In biology classes, we were told that life is the way nucleic acids exist. One of the options for the existence of nucleic acids is viruses that live on other organisms.
They do not care about our well-being at all, they are trying to adapt, like all living things on the planet. The only thing worth thanks for is the evolutionary perfection of the human immune system. For centuries, when any infection appeared, the human body produced antibodies and formed cellular immunity.
Everyone knows that if you keep a person in a sterile environment, and then let him out into the street, he will soon die, because he will not have a mechanism for generating protection. But this is not the goal of viruses, but rather a side effect.

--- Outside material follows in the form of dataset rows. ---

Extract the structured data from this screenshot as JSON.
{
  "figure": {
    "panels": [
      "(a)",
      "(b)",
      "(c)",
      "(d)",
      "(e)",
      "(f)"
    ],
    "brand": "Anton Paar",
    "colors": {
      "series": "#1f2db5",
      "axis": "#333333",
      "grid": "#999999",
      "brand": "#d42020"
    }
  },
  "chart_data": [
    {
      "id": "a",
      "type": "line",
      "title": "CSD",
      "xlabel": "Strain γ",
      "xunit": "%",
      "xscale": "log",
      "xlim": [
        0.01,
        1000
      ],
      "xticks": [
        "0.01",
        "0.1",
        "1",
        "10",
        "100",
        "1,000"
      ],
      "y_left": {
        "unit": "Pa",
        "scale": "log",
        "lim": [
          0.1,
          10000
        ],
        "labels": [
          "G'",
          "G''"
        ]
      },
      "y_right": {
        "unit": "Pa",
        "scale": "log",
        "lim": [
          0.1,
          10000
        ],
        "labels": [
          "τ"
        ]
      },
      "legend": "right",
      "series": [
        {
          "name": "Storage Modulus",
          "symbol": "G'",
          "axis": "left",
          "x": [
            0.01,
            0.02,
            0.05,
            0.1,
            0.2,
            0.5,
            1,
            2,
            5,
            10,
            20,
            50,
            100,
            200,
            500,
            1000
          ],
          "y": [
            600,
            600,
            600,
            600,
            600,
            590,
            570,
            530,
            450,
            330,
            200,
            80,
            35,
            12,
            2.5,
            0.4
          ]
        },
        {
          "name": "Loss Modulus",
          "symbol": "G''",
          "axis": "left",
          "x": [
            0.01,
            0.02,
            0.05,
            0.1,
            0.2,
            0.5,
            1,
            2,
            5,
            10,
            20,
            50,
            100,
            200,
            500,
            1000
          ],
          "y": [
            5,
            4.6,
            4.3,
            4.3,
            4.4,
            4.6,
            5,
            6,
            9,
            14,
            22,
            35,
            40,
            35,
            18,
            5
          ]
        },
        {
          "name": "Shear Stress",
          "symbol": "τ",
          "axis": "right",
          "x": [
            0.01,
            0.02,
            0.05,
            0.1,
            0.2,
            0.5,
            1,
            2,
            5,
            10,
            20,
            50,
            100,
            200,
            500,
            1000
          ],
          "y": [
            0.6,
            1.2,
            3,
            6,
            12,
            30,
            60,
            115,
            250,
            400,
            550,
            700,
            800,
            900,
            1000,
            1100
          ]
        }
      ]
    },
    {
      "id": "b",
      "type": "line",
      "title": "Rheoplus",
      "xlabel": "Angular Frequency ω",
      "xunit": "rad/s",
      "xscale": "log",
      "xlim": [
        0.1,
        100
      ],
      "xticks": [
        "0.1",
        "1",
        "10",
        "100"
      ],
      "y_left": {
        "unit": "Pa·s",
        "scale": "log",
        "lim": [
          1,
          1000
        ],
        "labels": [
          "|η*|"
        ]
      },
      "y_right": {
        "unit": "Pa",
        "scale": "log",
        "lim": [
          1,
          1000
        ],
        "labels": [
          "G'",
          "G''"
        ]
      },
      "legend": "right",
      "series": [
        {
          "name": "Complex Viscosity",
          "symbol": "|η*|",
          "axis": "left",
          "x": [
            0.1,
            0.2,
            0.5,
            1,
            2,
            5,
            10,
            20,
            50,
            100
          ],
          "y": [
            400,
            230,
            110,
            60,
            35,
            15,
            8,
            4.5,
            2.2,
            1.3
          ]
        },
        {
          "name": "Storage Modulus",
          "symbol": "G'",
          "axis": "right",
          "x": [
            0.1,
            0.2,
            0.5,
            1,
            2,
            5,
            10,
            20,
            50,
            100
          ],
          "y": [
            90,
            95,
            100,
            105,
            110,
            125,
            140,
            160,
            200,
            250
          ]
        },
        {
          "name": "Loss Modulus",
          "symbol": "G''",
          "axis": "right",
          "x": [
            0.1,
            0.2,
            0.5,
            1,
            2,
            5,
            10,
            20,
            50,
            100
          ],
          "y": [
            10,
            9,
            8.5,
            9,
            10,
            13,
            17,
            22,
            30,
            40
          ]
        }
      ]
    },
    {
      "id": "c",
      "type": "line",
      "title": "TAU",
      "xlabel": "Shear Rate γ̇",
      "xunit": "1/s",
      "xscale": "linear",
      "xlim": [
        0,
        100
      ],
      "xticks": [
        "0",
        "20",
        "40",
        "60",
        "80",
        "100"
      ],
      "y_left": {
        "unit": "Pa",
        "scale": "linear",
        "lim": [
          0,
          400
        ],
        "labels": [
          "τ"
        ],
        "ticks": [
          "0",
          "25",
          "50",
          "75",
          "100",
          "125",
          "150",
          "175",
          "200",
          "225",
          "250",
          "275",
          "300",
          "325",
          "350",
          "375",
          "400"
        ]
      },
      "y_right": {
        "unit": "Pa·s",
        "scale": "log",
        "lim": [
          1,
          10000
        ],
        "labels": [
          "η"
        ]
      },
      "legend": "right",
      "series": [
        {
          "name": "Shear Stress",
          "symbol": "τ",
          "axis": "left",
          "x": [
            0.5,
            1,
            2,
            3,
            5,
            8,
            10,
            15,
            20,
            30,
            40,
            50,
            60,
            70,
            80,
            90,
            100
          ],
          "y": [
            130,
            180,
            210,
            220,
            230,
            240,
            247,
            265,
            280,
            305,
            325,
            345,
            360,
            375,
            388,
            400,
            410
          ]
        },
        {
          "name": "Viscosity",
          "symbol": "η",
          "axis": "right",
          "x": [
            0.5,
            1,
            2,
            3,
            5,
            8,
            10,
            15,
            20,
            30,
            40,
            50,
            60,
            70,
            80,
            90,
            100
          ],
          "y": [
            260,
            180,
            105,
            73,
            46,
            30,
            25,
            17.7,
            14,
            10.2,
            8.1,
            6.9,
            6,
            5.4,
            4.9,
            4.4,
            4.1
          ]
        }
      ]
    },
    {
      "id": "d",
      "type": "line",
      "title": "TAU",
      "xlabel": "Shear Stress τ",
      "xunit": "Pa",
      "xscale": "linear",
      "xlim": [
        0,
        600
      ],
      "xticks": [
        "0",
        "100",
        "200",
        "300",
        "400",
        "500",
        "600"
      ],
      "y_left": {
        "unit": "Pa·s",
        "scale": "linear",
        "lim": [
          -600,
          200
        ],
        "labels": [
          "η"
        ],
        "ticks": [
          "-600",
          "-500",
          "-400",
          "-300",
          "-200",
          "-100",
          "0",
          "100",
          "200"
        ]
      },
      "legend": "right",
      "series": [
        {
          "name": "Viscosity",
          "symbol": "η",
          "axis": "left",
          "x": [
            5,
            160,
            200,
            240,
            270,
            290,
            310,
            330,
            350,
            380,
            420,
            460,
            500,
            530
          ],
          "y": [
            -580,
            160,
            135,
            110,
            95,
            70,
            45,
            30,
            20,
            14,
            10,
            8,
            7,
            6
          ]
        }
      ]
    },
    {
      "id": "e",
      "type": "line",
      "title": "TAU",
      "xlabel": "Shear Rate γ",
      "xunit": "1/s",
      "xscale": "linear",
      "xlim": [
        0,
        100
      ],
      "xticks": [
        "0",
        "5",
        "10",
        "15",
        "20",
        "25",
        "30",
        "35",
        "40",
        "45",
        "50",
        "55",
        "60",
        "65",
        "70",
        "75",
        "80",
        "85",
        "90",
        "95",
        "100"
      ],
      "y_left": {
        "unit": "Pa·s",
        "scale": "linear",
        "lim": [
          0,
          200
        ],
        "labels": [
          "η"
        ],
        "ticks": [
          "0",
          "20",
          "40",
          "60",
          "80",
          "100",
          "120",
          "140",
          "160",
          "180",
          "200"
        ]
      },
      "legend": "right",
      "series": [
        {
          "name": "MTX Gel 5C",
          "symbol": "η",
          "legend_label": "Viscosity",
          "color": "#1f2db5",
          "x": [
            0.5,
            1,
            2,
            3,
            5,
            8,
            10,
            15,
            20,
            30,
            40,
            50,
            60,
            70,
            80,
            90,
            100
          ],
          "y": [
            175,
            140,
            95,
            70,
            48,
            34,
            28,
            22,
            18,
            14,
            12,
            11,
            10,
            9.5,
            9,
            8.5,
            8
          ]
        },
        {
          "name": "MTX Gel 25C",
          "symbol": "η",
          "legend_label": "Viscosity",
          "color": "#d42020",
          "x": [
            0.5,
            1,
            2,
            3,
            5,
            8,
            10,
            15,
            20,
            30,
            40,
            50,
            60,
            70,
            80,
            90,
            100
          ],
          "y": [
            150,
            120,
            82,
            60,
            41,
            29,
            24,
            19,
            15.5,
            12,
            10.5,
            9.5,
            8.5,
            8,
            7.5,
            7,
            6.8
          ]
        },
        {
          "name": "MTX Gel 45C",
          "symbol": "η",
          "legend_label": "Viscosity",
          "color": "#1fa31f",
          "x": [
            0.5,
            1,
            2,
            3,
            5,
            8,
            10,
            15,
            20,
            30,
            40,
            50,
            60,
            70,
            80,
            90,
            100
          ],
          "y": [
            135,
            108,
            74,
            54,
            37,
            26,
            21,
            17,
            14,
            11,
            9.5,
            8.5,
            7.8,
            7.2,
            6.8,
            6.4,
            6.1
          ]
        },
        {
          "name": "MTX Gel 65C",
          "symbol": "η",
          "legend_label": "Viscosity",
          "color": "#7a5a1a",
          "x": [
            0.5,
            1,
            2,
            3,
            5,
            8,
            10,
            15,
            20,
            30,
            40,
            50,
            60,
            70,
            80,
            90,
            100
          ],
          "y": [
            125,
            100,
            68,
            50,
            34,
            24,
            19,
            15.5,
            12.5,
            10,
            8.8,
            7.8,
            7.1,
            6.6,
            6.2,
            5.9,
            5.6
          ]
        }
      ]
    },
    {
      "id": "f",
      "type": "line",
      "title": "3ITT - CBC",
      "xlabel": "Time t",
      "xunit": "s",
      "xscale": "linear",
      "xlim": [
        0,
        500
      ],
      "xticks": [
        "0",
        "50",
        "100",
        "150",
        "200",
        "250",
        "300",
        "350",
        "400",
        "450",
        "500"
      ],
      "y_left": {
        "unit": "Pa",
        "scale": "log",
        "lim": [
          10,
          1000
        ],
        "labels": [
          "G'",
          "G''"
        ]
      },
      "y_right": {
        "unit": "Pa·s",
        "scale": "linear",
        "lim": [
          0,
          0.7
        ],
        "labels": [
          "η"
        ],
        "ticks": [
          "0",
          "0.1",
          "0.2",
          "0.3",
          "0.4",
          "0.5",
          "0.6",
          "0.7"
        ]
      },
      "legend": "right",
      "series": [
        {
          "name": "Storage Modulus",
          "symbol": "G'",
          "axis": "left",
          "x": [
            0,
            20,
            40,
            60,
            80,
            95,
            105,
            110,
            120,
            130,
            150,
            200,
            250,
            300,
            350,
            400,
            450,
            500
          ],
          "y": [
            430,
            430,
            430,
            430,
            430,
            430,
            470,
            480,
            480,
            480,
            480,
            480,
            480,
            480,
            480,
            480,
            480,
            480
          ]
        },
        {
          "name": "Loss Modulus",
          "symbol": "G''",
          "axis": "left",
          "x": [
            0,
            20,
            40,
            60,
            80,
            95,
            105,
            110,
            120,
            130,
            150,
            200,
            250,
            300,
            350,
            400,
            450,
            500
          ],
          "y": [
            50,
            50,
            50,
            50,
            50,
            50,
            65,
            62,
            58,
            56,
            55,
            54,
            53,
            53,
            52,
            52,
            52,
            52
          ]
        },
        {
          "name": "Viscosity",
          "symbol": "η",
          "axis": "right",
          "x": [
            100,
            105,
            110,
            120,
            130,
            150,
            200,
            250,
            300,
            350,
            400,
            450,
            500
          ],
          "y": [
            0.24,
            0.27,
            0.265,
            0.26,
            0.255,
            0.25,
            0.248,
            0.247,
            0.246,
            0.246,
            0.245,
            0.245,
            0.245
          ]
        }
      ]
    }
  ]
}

Predicting the occurrence of virus outbreaks is even more difficult than talking about higher meanings. This is always a unique situation that occurs as a result of a change in the state of the environment in which a person falls into new conditions of interaction with other species of animals.
And today, the anthropogenic impact on the environment has reached absolutely disparate proportions compared to previous generations, moreover, man as a species is constantly growing. Scientists have the opportunity to observe the attempts of viruses to make a cross-species transition due to laboratory tracking methods.
Doctors eliminated smallpox and almost defeated the polio virus - this inspires hope that at least an agreement can be made with the coronavirus. No matter how this relationship develops, it is worth remembering: as long as a person exists as a species, there will always be those who want to parasitize on him.